Generally, the Company’s transactions with its related parties are part of the Company’s ordinary course of business and carried out according to the same criteria and terms as those of comparable transactions with other parties of similar standing. The decision-making processes have furthermore been structured in order to avoid conflicts of interest and to comply with the statutory decision-making requirements.
The Company has defined its related parties in accordance with the applicable laws and regulations and keeps an up-to-date record of its related parties. Relevant internal stakeholders, such as customer responsible units, other relevant business units and Group functions, are informed of the list of related parties and the related restrictions in order to monitor transactions with such parties.

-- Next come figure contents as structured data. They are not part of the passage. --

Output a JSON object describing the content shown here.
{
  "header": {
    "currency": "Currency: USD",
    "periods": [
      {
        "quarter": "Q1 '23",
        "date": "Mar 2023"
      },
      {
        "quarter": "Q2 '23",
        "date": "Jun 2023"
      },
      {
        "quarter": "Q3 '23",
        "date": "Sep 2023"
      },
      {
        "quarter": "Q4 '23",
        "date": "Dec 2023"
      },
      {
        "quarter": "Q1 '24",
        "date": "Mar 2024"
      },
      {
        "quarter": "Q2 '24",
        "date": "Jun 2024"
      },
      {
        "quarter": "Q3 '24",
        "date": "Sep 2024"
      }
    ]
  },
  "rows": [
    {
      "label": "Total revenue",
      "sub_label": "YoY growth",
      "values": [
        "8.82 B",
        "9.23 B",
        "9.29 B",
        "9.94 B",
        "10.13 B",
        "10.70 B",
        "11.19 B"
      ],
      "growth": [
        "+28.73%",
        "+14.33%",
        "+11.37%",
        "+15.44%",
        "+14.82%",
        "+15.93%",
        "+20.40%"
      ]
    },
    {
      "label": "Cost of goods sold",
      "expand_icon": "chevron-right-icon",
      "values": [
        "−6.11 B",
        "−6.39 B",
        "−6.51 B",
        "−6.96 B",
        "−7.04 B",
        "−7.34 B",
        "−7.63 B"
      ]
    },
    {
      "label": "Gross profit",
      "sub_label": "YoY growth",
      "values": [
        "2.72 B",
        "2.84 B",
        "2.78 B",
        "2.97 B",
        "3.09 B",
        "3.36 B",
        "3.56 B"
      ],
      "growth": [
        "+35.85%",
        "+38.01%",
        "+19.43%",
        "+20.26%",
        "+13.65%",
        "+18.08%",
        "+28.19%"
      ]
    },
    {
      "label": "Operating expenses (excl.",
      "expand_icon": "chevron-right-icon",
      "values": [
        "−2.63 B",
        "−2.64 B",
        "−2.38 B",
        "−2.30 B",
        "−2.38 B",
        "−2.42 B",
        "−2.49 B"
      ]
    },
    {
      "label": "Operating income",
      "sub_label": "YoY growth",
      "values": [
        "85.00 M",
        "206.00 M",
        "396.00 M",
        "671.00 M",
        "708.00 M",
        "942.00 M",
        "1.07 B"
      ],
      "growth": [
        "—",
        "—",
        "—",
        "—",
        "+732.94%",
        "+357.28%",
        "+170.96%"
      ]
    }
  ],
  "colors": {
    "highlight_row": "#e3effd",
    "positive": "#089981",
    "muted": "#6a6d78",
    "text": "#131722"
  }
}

Nordea is also bound by applicable close circle rules and has processes in place for identifying the persons belonging to the close circle of Nordea and for ensuring that any credits and comparable financing granted to such persons as well as any investments in an entity belonging to the close circle are granted in accordance with applicable laws and rules.
Pursuant to the Company’s Conflict of Interest Policy, employees, management and the members of the Board must not handle matters on behalf of Nordea in cases where they or a closely associated person or company may have an interest that conflicts with the interests of Nordea or its customers. Nordea’s business areas and Group functions are obliged to identify, prevent and manage actual and potential conflicts of interest.
The Board has the ultimate responsibility for ensuring proper processes for the identification, reporting and supervision of related party transactions as well as the proper decision-making in this respect. The Board Audit Committee must assist the Board in monitoring and assessing how related party transactions meet the requirements of ordinary activities and the arm’s length terms.
Related party transactions that are not part of the Company’s ordinary course of business or are made in deviation from customary commercial terms require a decision by the Board for the related party transaction to be carried out, unless otherwise required by applicable laws and regulations. In respect of such related party transactions the Board must ensure that:
(i) the relevant transactions have been appropriately identified, reported, and controlled
(ii) the Conflict of Interest Policy has been carefully considered in the preparation and decision-making process and
(iii) the preparation of related party transactions includes adequate reports, statements and/or assessments. Furthermore, Nordea publicly discloses its related party transactions in accordance with applicable laws and regulations.